Technical Paper Abstracts

Best Paper Award

Paper Title: “Performance Analysis of Periodic Cellular-IoT Communication with Immediate Release of Radio Resources”

Authors: Go Hasegawa, Shuya Abe, and Masayuki Murata

Best Student Paper Scholarship

Paper Title: “Leontief-Based Data Cleaning Workload Distribution Strategy for EH-MWSN”

Author: Concepcion Sanchez Aleman

A New DCQCN Rate Increase Algorithm with Adaptive Byte Counterby Daisuke Sugahara (Kansai University, Japan); Osamu Shiraki and Eiji Yoshida (Fujitsu Laboratories Ltd., Japan); Miki Yamamoto (Kansai University, Japan)
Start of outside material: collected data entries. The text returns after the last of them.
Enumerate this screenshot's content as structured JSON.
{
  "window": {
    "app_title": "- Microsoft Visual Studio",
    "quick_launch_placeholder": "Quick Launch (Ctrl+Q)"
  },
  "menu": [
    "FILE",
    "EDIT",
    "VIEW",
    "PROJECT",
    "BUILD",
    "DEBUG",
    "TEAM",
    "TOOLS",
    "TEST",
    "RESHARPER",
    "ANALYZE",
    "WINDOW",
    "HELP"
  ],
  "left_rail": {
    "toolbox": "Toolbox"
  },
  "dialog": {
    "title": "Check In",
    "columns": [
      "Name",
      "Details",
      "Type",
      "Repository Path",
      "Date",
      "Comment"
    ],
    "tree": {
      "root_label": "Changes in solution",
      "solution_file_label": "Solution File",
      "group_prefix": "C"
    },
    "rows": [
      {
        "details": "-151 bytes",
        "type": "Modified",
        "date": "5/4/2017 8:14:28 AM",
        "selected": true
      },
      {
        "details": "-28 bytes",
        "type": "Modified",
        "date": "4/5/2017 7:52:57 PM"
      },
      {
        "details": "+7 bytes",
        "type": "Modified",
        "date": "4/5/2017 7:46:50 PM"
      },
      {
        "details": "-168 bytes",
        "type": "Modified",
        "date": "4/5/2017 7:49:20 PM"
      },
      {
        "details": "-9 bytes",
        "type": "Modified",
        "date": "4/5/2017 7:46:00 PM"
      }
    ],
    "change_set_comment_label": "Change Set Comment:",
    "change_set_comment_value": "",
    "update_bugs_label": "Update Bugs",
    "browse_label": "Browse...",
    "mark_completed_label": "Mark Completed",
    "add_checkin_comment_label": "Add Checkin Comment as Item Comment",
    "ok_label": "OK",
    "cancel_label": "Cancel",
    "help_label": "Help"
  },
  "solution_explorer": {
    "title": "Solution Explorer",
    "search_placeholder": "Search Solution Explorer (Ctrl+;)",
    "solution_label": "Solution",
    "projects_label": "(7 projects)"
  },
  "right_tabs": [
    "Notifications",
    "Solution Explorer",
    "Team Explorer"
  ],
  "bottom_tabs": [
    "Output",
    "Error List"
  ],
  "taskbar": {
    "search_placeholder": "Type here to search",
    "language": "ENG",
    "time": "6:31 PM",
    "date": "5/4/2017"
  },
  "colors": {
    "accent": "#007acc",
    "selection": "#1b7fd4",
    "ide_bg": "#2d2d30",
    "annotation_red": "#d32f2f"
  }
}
Abstract – Datacenter networks are constructed of high speed networks, such as 40Gbps Ethernet, and quite severe commu- nication quality, low latency and high throughput, is required from applications. RDMA (Remote Direct Memory Access) is now a hot topic in datacenter networking because it can operate high speed data transmission without TCP/IP protocol overhead. DCQCN (Datacenter Quantized Congestion Notification) has been proposed as congestion control for RDMA over Ethernet. In this paper, we reveal with our preliminary evaluation for DCQCN that 1) byte counter behavior causes fairness issues, 2) parameter setting of small timer for time counter and large byte counter makes time counter a dominant factor in rate increase algorithm, and 3) time counter behavior which is independent of transmission rate resolves fairness issues. And we also show that DCQCN has a technical problem of delaying transition timing to Hyper-Active Increase phase due to large byte counter setting, which causes slow convergence to the desirable transmission rate. We propose a new setting for byte counter in DCQCN so that its interval of counter increment is independent of transmission rate. This algorithm, named Adaptive Byte Counter DCQCN (ABC- DCQCN), enables shorter interval of byte counter increment and can resolve both fairness issue and fast convergence of transmission rate.
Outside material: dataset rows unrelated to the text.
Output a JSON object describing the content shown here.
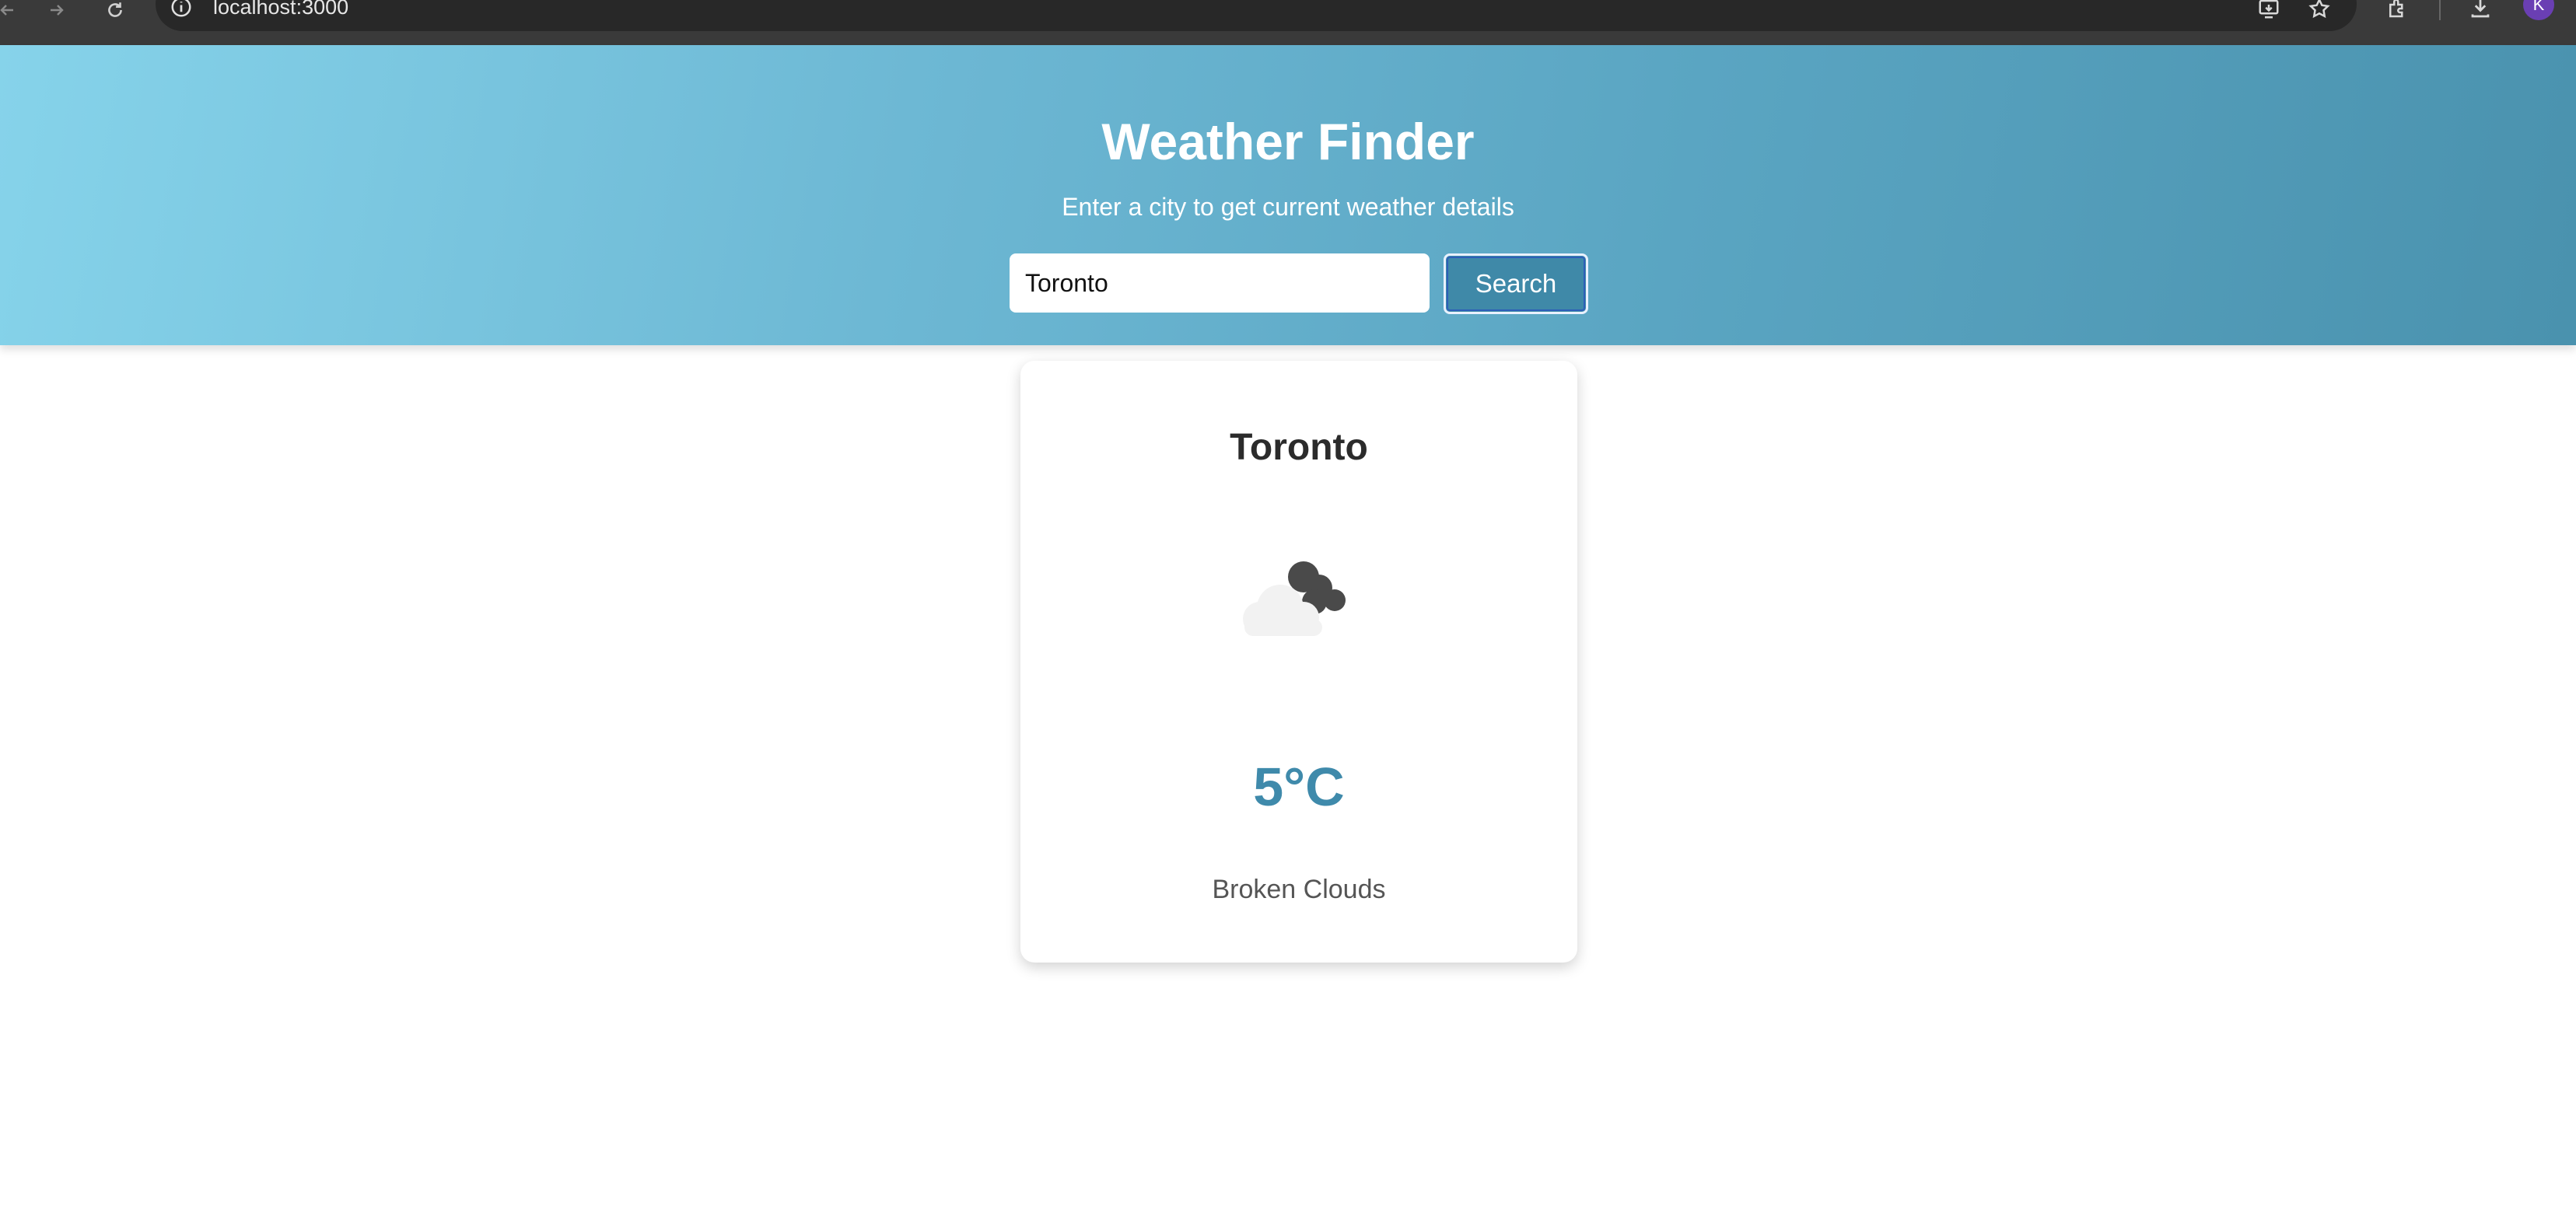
{
  "browser": {
    "url": "localhost:3000",
    "avatar_initial": "K",
    "icons": [
      "back-arrow-icon",
      "forward-arrow-icon",
      "reload-icon",
      "info-icon",
      "install-app-icon",
      "star-icon",
      "extensions-icon",
      "download-icon"
    ]
  },
  "header": {
    "title": "Weather Finder",
    "subtitle": "Enter a city to get current weather details",
    "search": {
      "value": "Toronto",
      "placeholder": "",
      "button_label": "Search"
    }
  },
  "weather": {
    "city": "Toronto",
    "icon": "broken-clouds-icon",
    "temperature": "5°C",
    "description": "Broken Clouds"
  },
  "colors": {
    "header_gradient_start": "#86d3ea",
    "header_gradient_end": "#4a92ae",
    "button_bg": "#3f89a8",
    "temperature_text": "#3f8aab"
  }
}
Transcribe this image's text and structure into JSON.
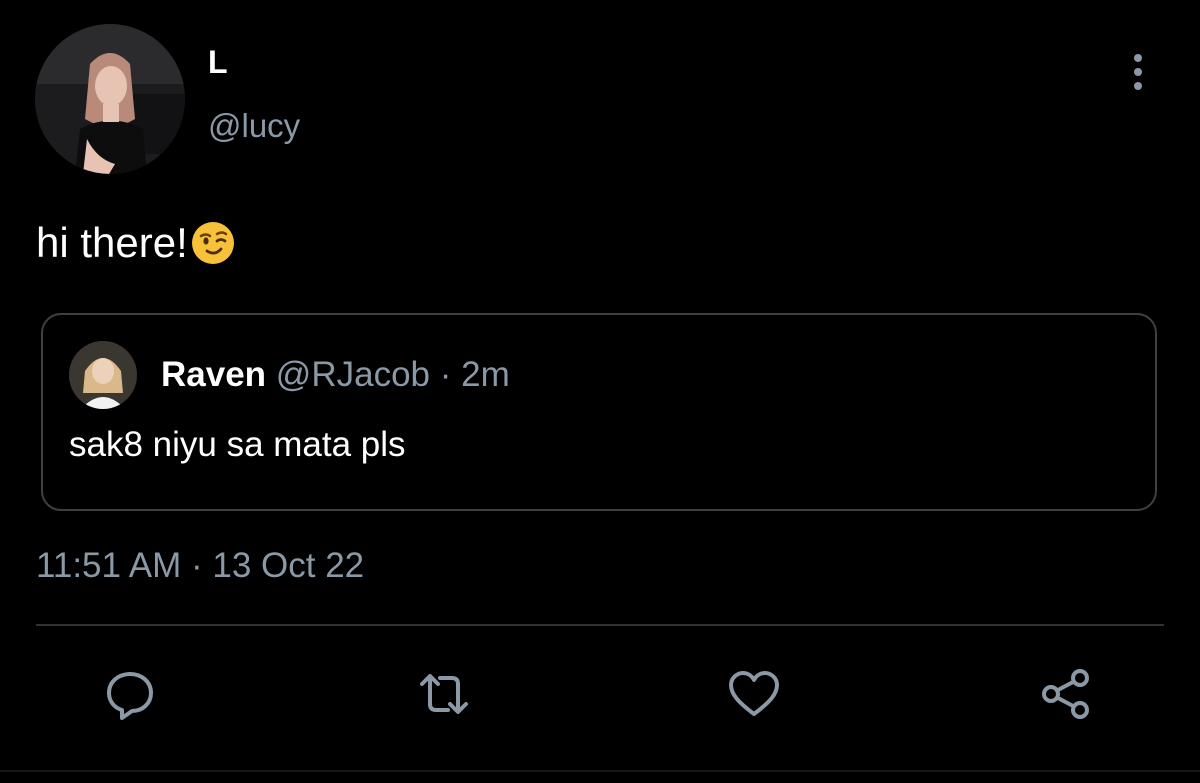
{
  "author": {
    "display_name": "L",
    "handle": "@lucy"
  },
  "tweet": {
    "text": "hi there!",
    "emoji": "winking-face"
  },
  "quoted_tweet": {
    "display_name": "Raven",
    "handle": "@RJacob",
    "separator": "·",
    "age": "2m",
    "text": "sak8 niyu sa mata pls"
  },
  "timestamp": "11:51 AM · 13 Oct 22",
  "actions": {
    "icons": [
      "reply-icon",
      "retweet-icon",
      "like-icon",
      "share-icon"
    ]
  },
  "colors": {
    "background": "#000000",
    "primary_text": "#ffffff",
    "secondary_text": "#8b98a5",
    "border": "#3e4144",
    "icon": "#8b98a5"
  }
}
Real-World Implementation of Function Chaining in Named Data Networking for IoT Environments by Yohei Kumamoto (Waseda University); Hiroki Yoshii and Hidenori Nakazato (Waseda University, Japan)
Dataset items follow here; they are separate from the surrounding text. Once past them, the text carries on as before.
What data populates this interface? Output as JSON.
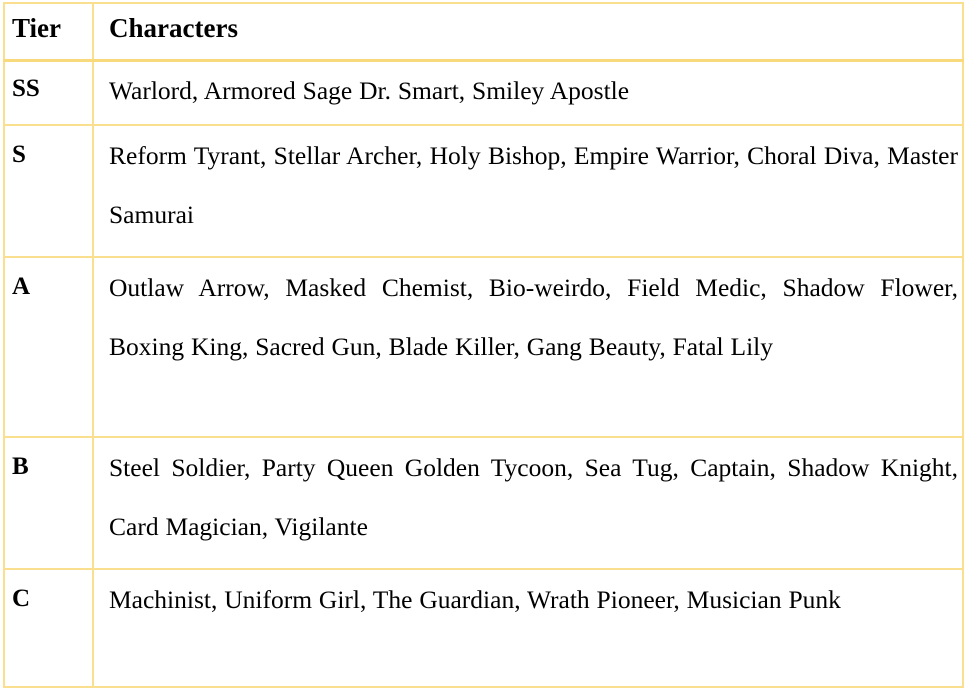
{
  "table": {
    "columns": [
      {
        "key": "tier",
        "label": "Tier"
      },
      {
        "key": "characters",
        "label": "Characters"
      }
    ],
    "rows": [
      {
        "tier": "SS",
        "characters": "Warlord, Armored Sage Dr. Smart, Smiley Apostle"
      },
      {
        "tier": "S",
        "characters": "Reform Tyrant, Stellar Archer, Holy Bishop, Empire Warrior, Choral Diva, Master Samurai"
      },
      {
        "tier": "A",
        "characters": "Outlaw Arrow, Masked Chemist, Bio-weirdo, Field Medic, Shadow Flower, Boxing King, Sacred Gun, Blade Killer, Gang Beauty, Fatal Lily"
      },
      {
        "tier": "B",
        "characters": "Steel Soldier, Party Queen Golden Tycoon, Sea Tug, Captain, Shadow Knight, Card Magician, Vigilante"
      },
      {
        "tier": "C",
        "characters": "Machinist, Uniform Girl, The Guardian, Wrath Pioneer, Musician Punk"
      }
    ]
  },
  "colors": {
    "border": "#fadf8e",
    "header_border": "#f8d97c",
    "text": "#000000",
    "background": "#ffffff"
  }
}
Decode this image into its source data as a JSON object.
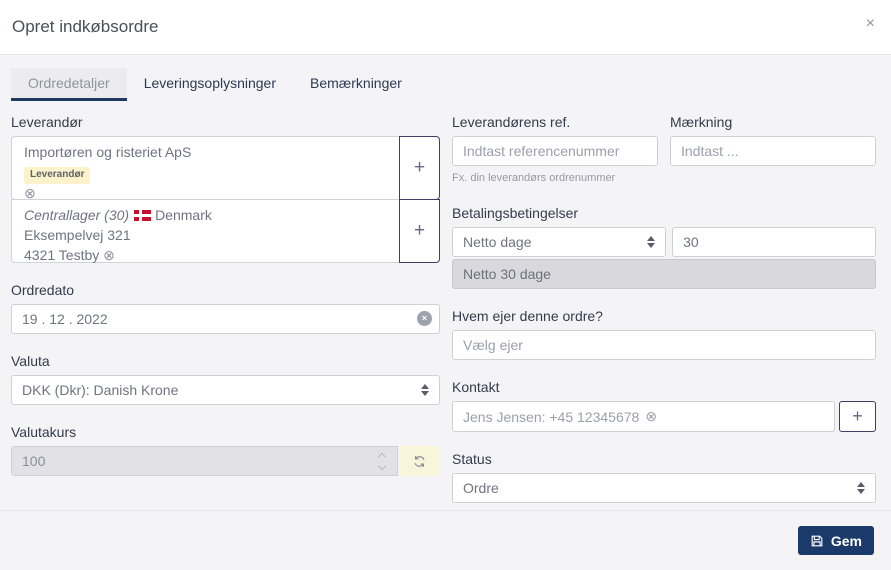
{
  "modal": {
    "title": "Opret indkøbsordre"
  },
  "icons": {
    "close": "×",
    "remove": "⊗",
    "plus": "+"
  },
  "tabs": [
    {
      "label": "Ordredetaljer",
      "active": true
    },
    {
      "label": "Leveringsoplysninger",
      "active": false
    },
    {
      "label": "Bemærkninger",
      "active": false
    }
  ],
  "form": {
    "supplier": {
      "label": "Leverandør",
      "company": {
        "name": "Importøren og risteriet ApS",
        "badge": "Leverandør"
      },
      "warehouse": {
        "name": "Centrallager (30)",
        "country": "Denmark",
        "address_line1": "Eksempelvej 321",
        "address_line2": "4321 Testby"
      }
    },
    "order_date": {
      "label": "Ordredato",
      "value": "19 . 12 . 2022"
    },
    "currency": {
      "label": "Valuta",
      "value": "DKK (Dkr): Danish Krone"
    },
    "exchange_rate": {
      "label": "Valutakurs",
      "value": "100"
    },
    "supplier_ref": {
      "label": "Leverandørens ref.",
      "placeholder": "Indtast referencenummer",
      "help": "Fx. din leverandørs ordrenummer"
    },
    "marking": {
      "label": "Mærkning",
      "placeholder": "Indtast ..."
    },
    "payment_terms": {
      "label": "Betalingsbetingelser",
      "type_value": "Netto dage",
      "days_value": "30",
      "summary": "Netto 30 dage"
    },
    "owner": {
      "label": "Hvem ejer denne ordre?",
      "placeholder": "Vælg ejer"
    },
    "contact": {
      "label": "Kontakt",
      "value": "Jens Jensen: +45 12345678"
    },
    "status": {
      "label": "Status",
      "value": "Ordre"
    }
  },
  "footer": {
    "save_label": "Gem"
  }
}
Abstract – In this paper, we discuss how to implement function chaining in Named Data Networking (NDN), an incarnation of information centric networking technology, for real-world IoT environments. We explain our new architecture, called NDN-FC, for function chaining over NDN, and how to extend existing NDN software to support function chaining. The key features discussed in this paper are Interest and Data packet structure, forwarding methods, and segmentation and reassembly methods of a content. Even in IoT environments, it is possible that most content, such as image and video, does not fit into a single Data packet. Segmentation and reassembly of a content is therefore crucial. The feasibility of our proposed protocol for segmentation and reassembly is displayed through a prototype implementation. In order to support lightweight operation of functions, the implementation is extended to use Docker container technology to run functions. The performance of Docker implementation and virtual machine implementation are compared.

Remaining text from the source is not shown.